What's the big idea?
APL...
...is an array language.
Another (unofficial) name for APL is "Array Programming Language". All operations in the language work on lists, matrices, and higher dimensional arrays.
Many tasks that require data processing and operations on large amounts of structured data work really well in APL.
You might have heard that programming languages can be classified into a few different types:
- Imperative languages (Python, Java, C, R, etc.)
- Functional languages (Haskell, Clojure, etc.)
A new addition to this list, which you might not have heard of, is
- Array languages (APL and its derivatives, Fortran, etc.)
Array languages are considered separate from the previous two categories, as they operate differently. Instead of having variables and operations (imperative) or functions (functional) as primitive objects, array languages use arrays and array algorithms as primitives. This requires a separate from of thinking from how you would program in other languages, which makes it interesting to learn even if you already know an imperative language like Python.
...uses special characters.
Look at the top of the screen: that long bar with characters is the APL language!
Don't be afraid: while mysterious at first, you'll grow to learn and love them.
...is untyped.
There is no concept of type in APL. The underlying interpreter abstracts it all away from you and lets you focus on processing data, not its types.
...is high-level.
In fact, APL abstracts a lot of normal operations from you.
There are no concepts of memory, pointers, loops (in their traditional sense), or other primitives that, as a traditional (imperative) programmer, one needs to think about and understand when writing algorithms and code.
The power of APL
Some people say that APL is "confusing" and "difficult to read" due to its special characters.

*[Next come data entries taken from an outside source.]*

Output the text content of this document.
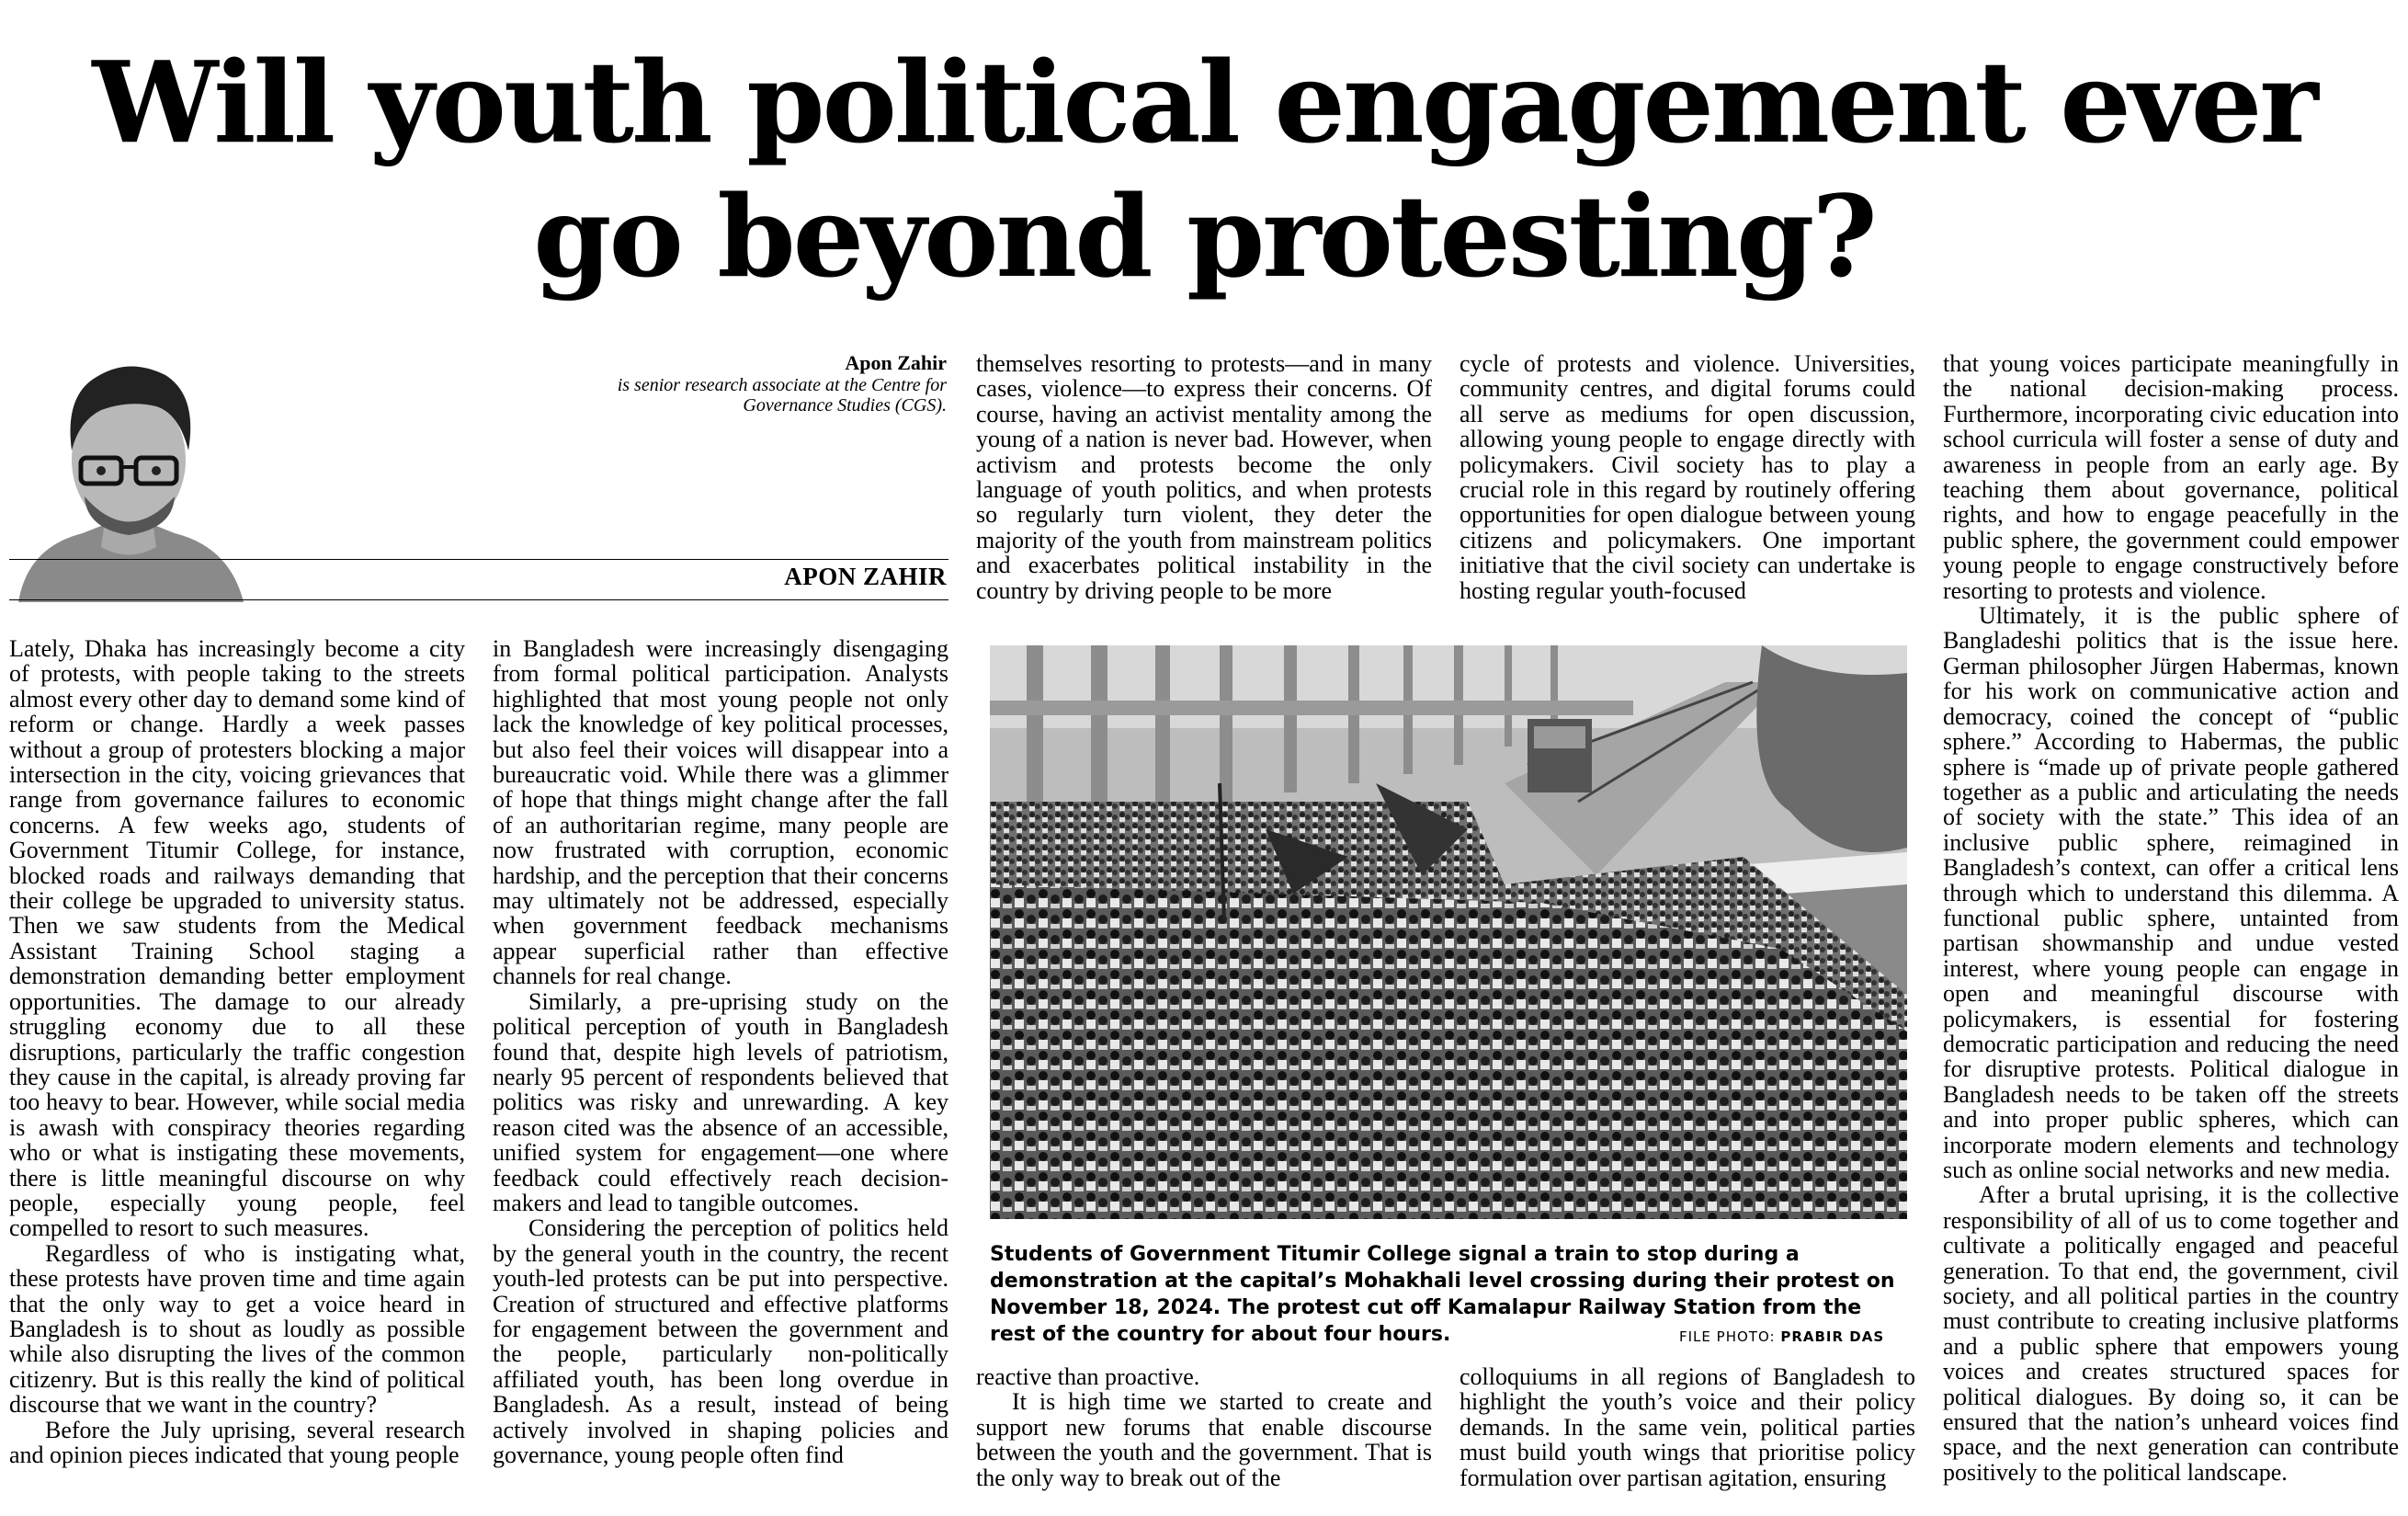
Will youth political engagement ever
go beyond protesting?
Apon Zahir
is senior research associate at the Centre for Governance Studies (CGS).
APON ZAHIR

Lately, Dhaka has increasingly become a city of protests, with people taking to the streets almost every other day to demand some kind of reform or change. Hardly a week passes without a group of protesters blocking a major intersection in the city, voicing grievances that range from governance failures to economic concerns. A few weeks ago, students of Government Titumir College, for instance, blocked roads and railways demanding that their college be upgraded to university status. Then we saw students from the Medical Assistant Training School staging a demonstration demanding better employment opportunities. The damage to our already struggling economy due to all these disruptions, particularly the traffic congestion they cause in the capital, is already proving far too heavy to bear. However, while social media is awash with conspiracy theories regarding who or what is instigating these movements, there is little meaningful discourse on why people, especially young people, feel compelled to resort to such measures.

Regardless of who is instigating what, these protests have proven time and time again that the only way to get a voice heard in Bangladesh is to shout as loudly as possible while also disrupting the lives of the common citizenry. But is this really the kind of political discourse that we want in the country?

Before the July uprising, several research and opinion pieces indicated that young people

in Bangladesh were increasingly disengaging from formal political participation. Analysts highlighted that most young people not only lack the knowledge of key political processes, but also feel their voices will disappear into a bureaucratic void. While there was a glimmer of hope that things might change after the fall of an authoritarian regime, many people are now frustrated with corruption, economic hardship, and the perception that their concerns may ultimately not be addressed, especially when government feedback mechanisms appear superficial rather than effective channels for real change.

Similarly, a pre-uprising study on the political perception of youth in Bangladesh found that, despite high levels of patriotism, nearly 95 percent of respondents believed that politics was risky and unrewarding. A key reason cited was the absence of an accessible, unified system for engagement—one where feedback could effectively reach decision-makers and lead to tangible outcomes.

Considering the perception of politics held by the general youth in the country, the recent youth-led protests can be put into perspective. Creation of structured and effective platforms for engagement between the government and the people, particularly non-politically affiliated youth, has been long overdue in Bangladesh. As a result, instead of being actively involved in shaping policies and governance, young people often find

themselves resorting to protests—and in many cases, violence—to express their concerns. Of course, having an activist mentality among the young of a nation is never bad. However, when activism and protests become the only language of youth politics, and when protests so regularly turn violent, they deter the majority of the youth from mainstream politics and exacerbates political instability in the country by driving people to be more

cycle of protests and violence. Universities, community centres, and digital forums could all serve as mediums for open discussion, allowing young people to engage directly with policymakers. Civil society has to play a crucial role in this regard by routinely offering opportunities for open dialogue between young citizens and policymakers. One important initiative that the civil society can undertake is hosting regular youth-focused

Students of Government Titumir College signal a train to stop during a demonstration at the capital’s Mohakhali level crossing during their protest on November 18, 2024. The protest cut off Kamalapur Railway Station from the rest of the country for about four hours.	FILE PHOTO: PRABIR DAS

reactive than proactive.

It is high time we started to create and support new forums that enable discourse between the youth and the government. That is the only way to break out of the

colloquiums in all regions of Bangladesh to highlight the youth’s voice and their policy demands. In the same vein, political parties must build youth wings that prioritise policy formulation over partisan agitation, ensuring

that young voices participate meaningfully in the national decision-making process. Furthermore, incorporating civic education into school curricula will foster a sense of duty and awareness in people from an early age. By teaching them about governance, political rights, and how to engage peacefully in the public sphere, the government could empower young people to engage constructively before resorting to protests and violence.

Ultimately, it is the public sphere of Bangladeshi politics that is the issue here. German philosopher Jürgen Habermas, known for his work on communicative action and democracy, coined the concept of “public sphere.” According to Habermas, the public sphere is “made up of private people gathered together as a public and articulating the needs of society with the state.” This idea of an inclusive public sphere, reimagined in Bangladesh’s context, can offer a critical lens through which to understand this dilemma. A functional public sphere, untainted from partisan showmanship and undue vested interest, where young people can engage in open and meaningful discourse with policymakers, is essential for fostering democratic participation and reducing the need for disruptive protests. Political dialogue in Bangladesh needs to be taken off the streets and into proper public spheres, which can incorporate modern elements and technology such as online social networks and new media.

After a brutal uprising, it is the collective responsibility of all of us to come together and cultivate a politically engaged and peaceful generation. To that end, the government, civil society, and all political parties in the country must contribute to creating inclusive platforms and a public sphere that empowers young voices and creates structured spaces for political dialogues. By doing so, it can be ensured that the nation’s unheard voices find space, and the next generation can contribute positively to the political landscape.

However, I disagree. APL is just as readable as any language. An English person can't read Finnish either without a little practice!
On the contrary, APL is sometimes easier to read than imperative languages. Consider the following problem:
Example problem
Write a program that takes in a list of numbers. Is the product of all the numbers positive, negative, or zero?
Return the sign of the product (1 if it is positive, -1 if it is negative, and 0 if it is zero).
There are many ways to solve this problem (try it in Python or a language you are already familiar with!). The naïve way - multiplying all the numbers together - is inefficient and may cause integer overflow for big lists or big numbers in some languages.
Consider the following efficient solution in Python.
Python solution
Solution:
def solution(values):
result = 1
for value in values:
if value == 0:
result = 0
break
elif value > 0:
continue
else:
result *= -1
print(result)
Execution:
solution([1, 3, 5, -4])
Result:
-1
Sure, this solution could definitely be optimised and shortened. However, this is also how beginner Python programmers are often taught to approach problems such as this.
You'll notice that there is a lot of overhead in this solution: the programmer manually go through the list using a loop, handle all of the different cases (making sure they are exhaustive), and print the result to the screen themselves. New students have to understand that functions are called using parentheses, while square brackets and commas are used for lists.
Compare this to the equivalent APL solution.
APL solution
Solution:
solution ← ×/×
Execution:
solution 1 3 5 ¯4
Result:
¯1
This isn't just part of the solution, this isn't a little section thereof, this is the whole solution.
To an APL thinker, this is perfectly clear and legible! The symbols essentially tell the interpreter the following: "Take the signs of all the elements of the input list, and multiply them together". There is no mention of types, no mention of loops, just operations acting on a structured list of data.
This is the power of APL: you can express simple constructs simply and effectively, with the rest abstracted away!